Il cervello e la memoria.

La memoria costa, la memoria si paga. Quanta più ne possono contenere gli oggetti tecnologici, tanto più valgono. Delegare la memoria ad alcuni oggetti e il calcolo ad altri serve a costruire un nuovo strato sociale di demenza consumistica. I nomi, i numeri di telefono, gli appuntamenti, le date, le feste e le ricorrenze. E' tutto dentro l'oggetto mnemonico.
L'intelligenza sposta il suo asse, oggi è intelligente chi dialoga bene con gli oggetti tecnologici, chi li interpreta meglio, chi sa leggerci dentro (intus + legere, intelletto). Però qualcosa non va, già in età relativamente giovane cominciamo a scrivere peggio, non sappiamo più fare calcoli e la memoria fa cilecca.
L'oggetto mnemonico si è spostato fuori dal cervello ed oggi è uscito anche dal computer.
Le semidivinità ingegneristiche pensavano che il popolo fosse interessato ad interpretare ed accudire i computer, fosse cioè contento di diventare come loro. La verità è che la maggior parte dei vecchi che sovra affolla il mondo si confonde davanti a un robot multifunzione da cucina. La produzione industriale però deve rimanere il più possibile invariata, riconfigurare completamente gli impianti di produzione sarebbe un costo. Il prodotto tecnologico usa e getta è il futuro, ma bisogna che sia stupido, stupido nella sua funzione e pensato per gli stupidi. Così piuttosto che erudire tecnologicamente i vecchi, conviene cominciare a rincoglionire i giovani. Si sta cioè cercando di preparare la prossima generazione di vecchi rincoglioniti. Questa è quindi la ragione per cui è necessario un oggetto tecnologico dedicato per ogni funzione. Più oggetti, più soldi spesi, più consumo e via così fino al collasso energetico.
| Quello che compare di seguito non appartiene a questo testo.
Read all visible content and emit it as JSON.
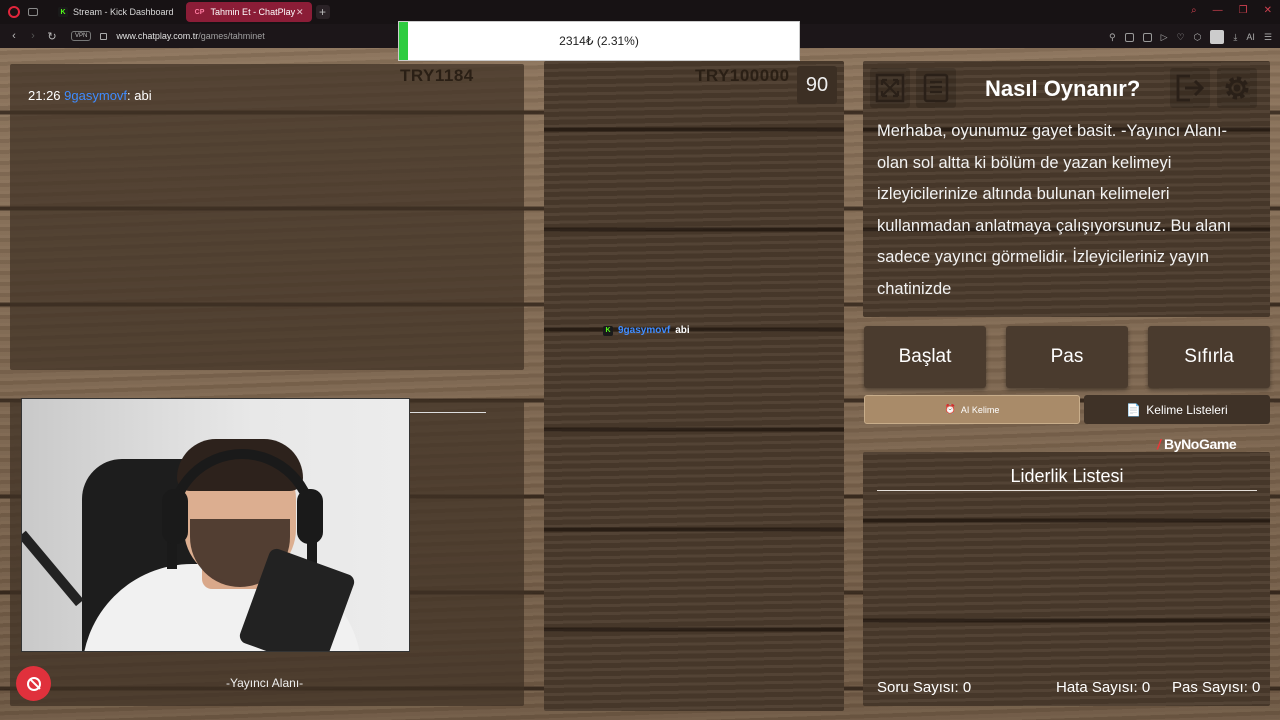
{
  "browser": {
    "tabs": [
      {
        "label": "Stream - Kick Dashboard",
        "favicon": "K"
      },
      {
        "label": "Tahmin Et - ChatPlay",
        "favicon": "CP"
      }
    ],
    "vpn_label": "VPN",
    "url_domain": "www.chatplay.com.tr",
    "url_path": "/games/tahminet"
  },
  "progress": {
    "text": "2314₺ (2.31%)",
    "percent": 2.31,
    "color": "#2ecc40"
  },
  "scores": {
    "left": "TRY1184",
    "right": "TRY100000",
    "timer": "90"
  },
  "chat": {
    "time": "21:26",
    "user": "9gasymovf",
    "message": ": abi"
  },
  "center_message": {
    "badge": "K",
    "user": "9gasymovf",
    "message": "abi"
  },
  "streamer_area_label": "-Yayıncı Alanı-",
  "how_to": {
    "title": "Nasıl Oynanır?",
    "text": "Merhaba, oyunumuz gayet basit. -Yayıncı Alanı- olan sol altta ki bölüm de yazan kelimeyi izleyicilerinize altında bulunan kelimeleri kullanmadan anlatmaya çalışıyorsunuz. Bu alanı sadece yayıncı görmelidir. İzleyicileriniz yayın chatinizde"
  },
  "buttons": {
    "start": "Başlat",
    "pass": "Pas",
    "reset": "Sıfırla",
    "ai_word": "AI Kelime",
    "word_lists": "Kelime Listeleri"
  },
  "brand": {
    "slash": "/",
    "name": "ByNoGame"
  },
  "leaderboard": {
    "title": "Liderlik Listesi"
  },
  "stats": {
    "questions_label": "Soru Sayısı:",
    "questions": "0",
    "errors_label": "Hata Sayısı:",
    "errors": "0",
    "passes_label": "Pas Sayısı:",
    "passes": "0"
  }
}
Il capitalismo globale farà al pianeta quello che nessuna guerra o dittatura è mai riuscita a fare.

A volte anche un amico che ci parla passa per una persona noiosa. Siamo talmente abituati a subire informazioni inutili che chi ci parla per ragionare con noi ci sembra un venditore di se stesso. Ci annoia, chi vuole costringerci al dialogo. La televisione la spengo quando voglio, la gente no. Dal dialogo, dal confronto, potremmo capire noi stessi e uscirne delusi. O scoprire di aver torto e sentirci perdenti. Per chi la sente come una sconfitta, quella del dialogo è quasi sempre una sconfitta pubblica (quantomeno bisogna essere in due). Cominciamo a preferire muoverci online, in campi dove la sconfitta è un po' più anonima, solo lì troviamo i nostri simili. Piccoli, medi e grandi tecnici che si sfruttano l'un l'altro, si fingono interessati. Carpiscono informazioni, per poter amministrare meglio la macchina custode della loro memoria e dei loro dati, che giacciono inerti.
Timing, appuntamenti, scadenze, dormire qualche ora per ricaricarsi. Il cervello della gente comincia ad assomigliare a quello degli oggetti tecnologici.
Ma tra gli uomini, le differenze e l'identità sono date dal fatto che ogni cervello amministra i propri ricordi secondo delle singolarità casuali e personalissime. Grazie a questo le domande che scaturiscono da ogni singolo cervello vengono interpretate in maniera unica e generano dialogo. Confronti inaspettati tra gli individui. "Il caos è grande, è il caos che ha distrutto i dinosauri." Sbattendo gli uni contro gli altri e discutendo, anche con animo, ci si forma, si cambia e si diventa migliori (o peggiori). Comunque si procede.
I cervelli elettronici immagazzinano e amministrano tutto allo stesso modo, ma la cosa peggiore è che dialogano tutti allo stesso modo. Così che l'errore fatto da uno diventa inevitabilmente l'errore che faranno tutti.
Recentemente i cervelli elettronici hanno cominciato ad ammalarsi tutti allo stesso modo e la loro malattia è un business. Non si capisce più se l'infezione sia curabile o se la cura sia il metodo migliore per stabilire quale sia la prossima infezione da studiare per poter immettere poi la cura succesiva sul mercato.
Questo modo di gestire il business delle malattie vi ricorda qualcosa? a me si.